The so far available data (mainly from adults) suggest that the organised attachment orientations / classifications of insecure-avoidant and insecure-anxious (as compared to secure) differentially influence affective evaluation and cognitive control mechanisms. While both insecure attachment orientations appear to (at least partially) interfere with emotion (self-)regulation mechanisms as part of the cognitive control system (see also here), attachment avoidance and anxiety seem to have opposite effects on affective evaluation processes. Attachment avoidance may be mainly associated with a general blunting of affective evaluation processes, particularly in the case of positive social information (neurally represented in the approach module). In turn, attachment anxiety may be mainly linked to a general intensification of affective evaluation processes, especially in the case of negative social information (neurally represented in the aversion module). The above said, interesting additional and more complex interactions are starting to emerge. For a more comprehensive picture, please refer to Figure 3 in Long et al. (2020).
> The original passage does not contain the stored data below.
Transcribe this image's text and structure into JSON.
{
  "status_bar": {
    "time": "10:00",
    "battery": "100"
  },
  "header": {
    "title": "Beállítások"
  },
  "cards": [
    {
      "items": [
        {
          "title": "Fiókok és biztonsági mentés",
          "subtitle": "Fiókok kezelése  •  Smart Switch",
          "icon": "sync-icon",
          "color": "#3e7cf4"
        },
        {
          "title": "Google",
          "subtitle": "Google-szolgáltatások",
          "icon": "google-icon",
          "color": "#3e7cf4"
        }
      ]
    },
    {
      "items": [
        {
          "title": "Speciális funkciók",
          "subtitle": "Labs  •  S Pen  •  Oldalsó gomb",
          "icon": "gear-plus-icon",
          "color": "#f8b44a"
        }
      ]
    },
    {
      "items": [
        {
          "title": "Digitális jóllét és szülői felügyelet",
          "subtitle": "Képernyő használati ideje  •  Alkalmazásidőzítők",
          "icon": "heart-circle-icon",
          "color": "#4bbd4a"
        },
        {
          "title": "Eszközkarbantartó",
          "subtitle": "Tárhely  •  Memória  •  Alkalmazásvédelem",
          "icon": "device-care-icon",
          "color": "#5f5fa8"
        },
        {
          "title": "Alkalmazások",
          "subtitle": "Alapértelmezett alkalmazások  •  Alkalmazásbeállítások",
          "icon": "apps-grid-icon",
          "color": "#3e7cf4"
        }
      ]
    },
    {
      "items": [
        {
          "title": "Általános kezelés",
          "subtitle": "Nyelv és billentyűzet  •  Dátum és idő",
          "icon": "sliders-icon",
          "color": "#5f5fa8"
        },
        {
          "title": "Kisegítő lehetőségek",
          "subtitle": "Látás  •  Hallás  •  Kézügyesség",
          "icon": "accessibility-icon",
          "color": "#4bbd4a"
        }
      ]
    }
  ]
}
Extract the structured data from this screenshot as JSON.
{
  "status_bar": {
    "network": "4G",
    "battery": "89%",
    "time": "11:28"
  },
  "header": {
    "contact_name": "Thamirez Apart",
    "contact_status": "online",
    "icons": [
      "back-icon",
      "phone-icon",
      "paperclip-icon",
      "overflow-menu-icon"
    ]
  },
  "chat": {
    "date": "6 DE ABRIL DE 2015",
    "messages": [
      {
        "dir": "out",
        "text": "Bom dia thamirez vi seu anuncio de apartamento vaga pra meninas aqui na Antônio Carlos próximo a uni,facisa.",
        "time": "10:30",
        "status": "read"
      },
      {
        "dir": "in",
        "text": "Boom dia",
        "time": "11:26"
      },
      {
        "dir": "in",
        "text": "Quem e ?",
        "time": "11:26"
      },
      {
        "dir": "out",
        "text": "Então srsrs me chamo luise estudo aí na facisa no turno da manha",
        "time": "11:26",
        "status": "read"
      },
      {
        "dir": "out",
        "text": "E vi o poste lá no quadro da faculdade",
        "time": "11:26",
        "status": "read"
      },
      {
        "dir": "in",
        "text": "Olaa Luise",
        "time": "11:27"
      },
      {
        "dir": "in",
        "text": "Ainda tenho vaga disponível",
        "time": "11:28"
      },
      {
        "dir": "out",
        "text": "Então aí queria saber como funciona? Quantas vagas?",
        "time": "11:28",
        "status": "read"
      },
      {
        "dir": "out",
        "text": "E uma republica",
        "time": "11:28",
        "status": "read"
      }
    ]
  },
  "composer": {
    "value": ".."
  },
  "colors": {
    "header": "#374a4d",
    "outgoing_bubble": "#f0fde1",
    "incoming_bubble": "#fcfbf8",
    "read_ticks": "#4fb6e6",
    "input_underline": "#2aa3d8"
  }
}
As NAMA is only concerned with the three organised attachment orientations of security, avoidance and anxiety, we just submitted a first attempt to extend NAMA to attachment disorganisation and trauma (“A Functional Neuro-Anatomical Model of Disorganised AttachmentNAMDA“). More information on NAMDA can be found in Section 4 below.


3. The Underlying Prototypical Attachment Pathways of NAMA

Prototypical attachment pathways – Figure 1 in Long et al., 2020. For more information, see here.

The two components / four modules of NAMA explained in Section 2 are conceptually derived from an initial prototypical attachment pathway – see the light orange path (A) in the Figure above.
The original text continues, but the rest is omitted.